La justice française a "l'occasion d'annuler une interdiction discriminatoire qui se fonde sur, et qui nourrit, les préjugés et l'intolérance", a estimé dans un communiqué John Dalhuisen, directeur du programme Europe d'Amnesty International.
Face aux "passions" politiques, "vous devez être la boussole qui indique le chemin des libertés", a réclamé l'avocat de la Ligue des droits de l'homme (LDH), Me Patrice Spinosi, jeudi lors de l'audience au Conseil d'Etat.
- 'Stigmatisation dangereuse' -
La LDH ainsi que le Collectif de lutte contre l'islamophobie en France (CCIF) demandent non seulement la suspension de l'arrêté qui exige une tenue de bain respectueuse "des bonnes mœurs et de la laïcité", mais une grande décision de principe, consacrant la liberté de religion.
L'avocat de Villeneuve-Loubet, Me François Pinatel, a lui plaidé le souci de l'ordre public dans le "cas particulier" d'une commune sous tension à la suite des attentats. Dont celui ayant fait 86 morts le 14 juillet à Nice, ville proche.
Qu'il se cantonne au cas particulier de la commune, ou qu'il se risque à redéfinir la laïcité à la française, le Conseil d'Etat ne pourra toutefois pas mettre fin à un débat marqué par les surenchères politiques.
Féministe et opposée au burkini, la ministre de l’Éducation Najat Vallaud-Belkacem a estimé que "la prolifération" des arrêtés n'était "pas la bienvenue", tandis que sa collègue de la Santé, Marisol Touraine, y voyait une "stigmatisation dangereuse pour la cohésion de notre pays".
Ces arrêtés "ne sont pas une dérive" a rétorqué le Premier ministre Manuel Valls, pour qui il n'est toutefois pas question de légiférer.
Nicolas Sarkozy, candidat à la primaire de la droite, veut au contraire inscrire dans une loi l'interdiction des signes religieux dans les entreprises, les administrations, les universités. Le Front national a dans la foulée demandé d'étendre à l'ensemble de l'espace public l'interdiction du port du voile.
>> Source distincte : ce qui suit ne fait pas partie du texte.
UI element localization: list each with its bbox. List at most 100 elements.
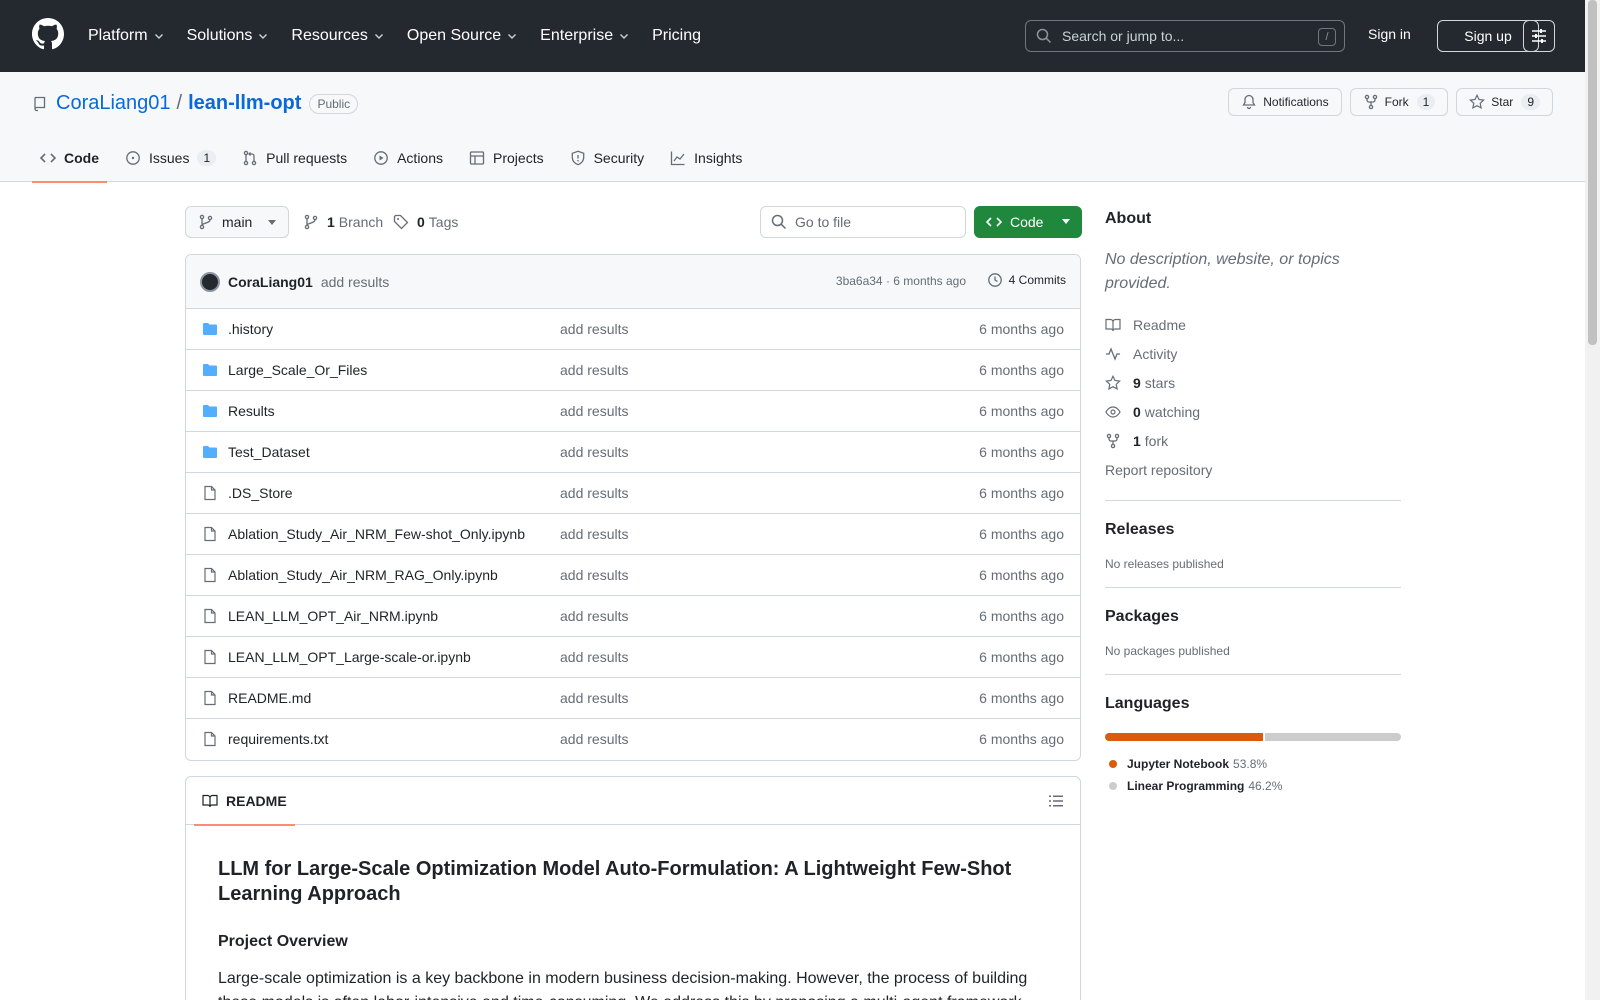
watching-link[interactable]: 0 watching: [1105, 397, 1401, 426]
file-name-link[interactable]: LEAN_LLM_OPT_Air_NRM.ipynb: [228, 608, 438, 624]
nav-item-resources[interactable]: Resources: [291, 27, 384, 45]
file-name-link[interactable]: Ablation_Study_Air_NRM_RAG_Only.ipynb: [228, 567, 498, 583]
file-row[interactable]: .history add results 6 months ago: [186, 309, 1080, 350]
language-item[interactable]: Jupyter Notebook 53.8%: [1105, 753, 1401, 775]
packages-heading[interactable]: Packages: [1105, 608, 1401, 626]
global-search-input[interactable]: Search or jump to... /: [1025, 20, 1345, 52]
star-button[interactable]: Star 9: [1456, 88, 1553, 116]
sign-in-link[interactable]: Sign in: [1368, 26, 1411, 42]
tab-label: Projects: [493, 150, 544, 166]
search-shortcut-key: /: [1318, 28, 1336, 46]
branch-selector-button[interactable]: main: [185, 206, 289, 238]
tab-projects[interactable]: Projects: [461, 134, 552, 182]
latest-commit-bar: CoraLiang01 add results 3ba6a34 · 6 mont…: [186, 255, 1080, 309]
fork-button[interactable]: Fork 1: [1349, 88, 1449, 116]
file-commit-message[interactable]: add results: [560, 567, 628, 583]
tab-insights[interactable]: Insights: [662, 134, 750, 182]
file-row[interactable]: LEAN_LLM_OPT_Large-scale-or.ipynb add res…: [186, 637, 1080, 678]
code-icon: [986, 217, 1002, 227]
readme-section-heading: Project Overview: [218, 933, 348, 950]
file-row[interactable]: README.md add results 6 months ago: [186, 678, 1080, 719]
nav-item-pricing[interactable]: Pricing: [652, 27, 701, 45]
file-commit-message[interactable]: add results: [560, 731, 628, 747]
nav-item-label: Enterprise: [540, 27, 614, 44]
file-name-link[interactable]: .history: [228, 321, 273, 337]
commit-message-link[interactable]: add results: [321, 274, 389, 290]
file-name-link[interactable]: Test_Dataset: [228, 444, 310, 460]
activity-link[interactable]: Activity: [1105, 339, 1401, 368]
nav-item-label: Resources: [291, 27, 368, 44]
file-row[interactable]: .DS_Store add results 6 months ago: [186, 473, 1080, 514]
file-commit-message[interactable]: add results: [560, 485, 628, 501]
readme-link[interactable]: Readme: [1105, 310, 1401, 339]
file-commit-message[interactable]: add results: [560, 649, 628, 665]
scrollbar-thumb[interactable]: [1588, 0, 1597, 345]
star-icon: [1469, 94, 1486, 110]
file-row[interactable]: Ablation_Study_Air_NRM_RAG_Only.ipynb add…: [186, 555, 1080, 596]
branches-link[interactable]: 1 Branch: [303, 214, 383, 230]
file-commit-message[interactable]: add results: [560, 526, 628, 542]
tab-actions[interactable]: Actions: [365, 134, 451, 182]
nav-item-solutions[interactable]: Solutions: [187, 27, 270, 45]
repo-icon: [34, 96, 46, 111]
github-logo-icon[interactable]: [32, 18, 64, 50]
file-commit-message[interactable]: add results: [560, 403, 628, 419]
file-commit-message[interactable]: add results: [560, 608, 628, 624]
file-commit-message[interactable]: add results: [560, 362, 628, 378]
tab-code[interactable]: Code: [32, 134, 107, 183]
nav-item-open-source[interactable]: Open Source: [407, 27, 518, 45]
file-icon: [204, 649, 216, 665]
tags-link[interactable]: 0 Tags: [393, 214, 458, 230]
page-scrollbar[interactable]: [1585, 0, 1600, 1000]
repo-owner-link[interactable]: CoraLiang01: [56, 92, 171, 115]
file-name-link[interactable]: README.md: [228, 690, 311, 706]
tab-security[interactable]: Security: [562, 134, 653, 182]
languages-bar: [1105, 733, 1401, 741]
search-icon: [1036, 28, 1052, 44]
file-commit-message[interactable]: add results: [560, 321, 628, 337]
language-bar-segment: [1265, 733, 1401, 741]
tab-pull-requests[interactable]: Pull requests: [234, 134, 355, 182]
forks-link[interactable]: 1 fork: [1105, 426, 1401, 455]
report-repository-link[interactable]: Report repository: [1105, 455, 1401, 484]
notifications-button[interactable]: Notifications: [1228, 88, 1342, 116]
author-avatar[interactable]: [200, 271, 220, 292]
file-commit-message[interactable]: add results: [560, 690, 628, 706]
file-name-link[interactable]: LEAN_LLM_OPT_Large-scale-or.ipynb: [228, 649, 471, 665]
commit-author-link[interactable]: CoraLiang01: [228, 274, 313, 290]
nav-item-platform[interactable]: Platform: [88, 27, 165, 45]
site-menu-button[interactable]: [1523, 20, 1555, 52]
file-row[interactable]: LEAN_LLM_OPT_Air_NRM.ipynb add results 6 m…: [186, 596, 1080, 637]
file-commit-message[interactable]: add results: [560, 444, 628, 460]
commit-hash-time[interactable]: 3ba6a34 · 6 months ago: [836, 274, 966, 288]
caret-down-icon: [268, 220, 276, 225]
file-name-link[interactable]: Ablation_Study_Air_NRM_Few-shot_Only.ipy…: [228, 526, 525, 542]
file-row[interactable]: Large_Scale_Or_Files add results 6 months …: [186, 350, 1080, 391]
nav-item-enterprise[interactable]: Enterprise: [540, 27, 630, 45]
releases-heading[interactable]: Releases: [1105, 521, 1401, 539]
tab-issues[interactable]: Issues 1: [117, 134, 224, 182]
readme-tab[interactable]: README: [194, 777, 295, 826]
stars-link[interactable]: 9 stars: [1105, 368, 1401, 397]
file-row[interactable]: Ablation_Study_Air_NRM_Few-shot_Only.ipy…: [186, 514, 1080, 555]
file-row[interactable]: Test_Dataset add results 6 months ago: [186, 432, 1080, 473]
star-count: 9: [1521, 94, 1540, 110]
commits-history-link[interactable]: 4 Commits: [987, 272, 1066, 288]
language-item[interactable]: Linear Programming 46.2%: [1105, 775, 1401, 797]
code-button-label: Code: [1010, 214, 1044, 230]
repo-name-link[interactable]: lean-llm-opt: [188, 92, 301, 115]
file-name-link[interactable]: Results: [228, 403, 275, 419]
folder-icon: [203, 405, 217, 417]
tab-label: Actions: [397, 150, 444, 166]
nav-item-label: Pricing: [652, 27, 701, 44]
file-row[interactable]: Results add results 6 months ago: [186, 391, 1080, 432]
file-name-link[interactable]: Large_Scale_Or_Files: [228, 362, 367, 378]
code-dropdown-button[interactable]: Code: [974, 206, 1082, 238]
go-to-file-input[interactable]: Go to file: [760, 206, 966, 238]
about-heading: About: [1105, 210, 1152, 227]
list-outline-icon[interactable]: [1048, 793, 1064, 809]
file-name-link[interactable]: .DS_Store: [228, 485, 293, 501]
file-commit-time: 6 months ago: [979, 526, 1064, 542]
file-row[interactable]: requirements.txt add results 6 months ago: [186, 719, 1080, 760]
file-name-link[interactable]: requirements.txt: [228, 731, 328, 747]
Le burkini s'inscrit dans un débat récurrent en France sur la place de l'islam, émaillé de polémiques et de lois. Le pays a été le premier en Europe à interdire, en 2010, le voile intégral dans tout l'espace public. Le foulard islamique avait auparavant, en 2004, été banni dans les écoles, collèges et lycées publics.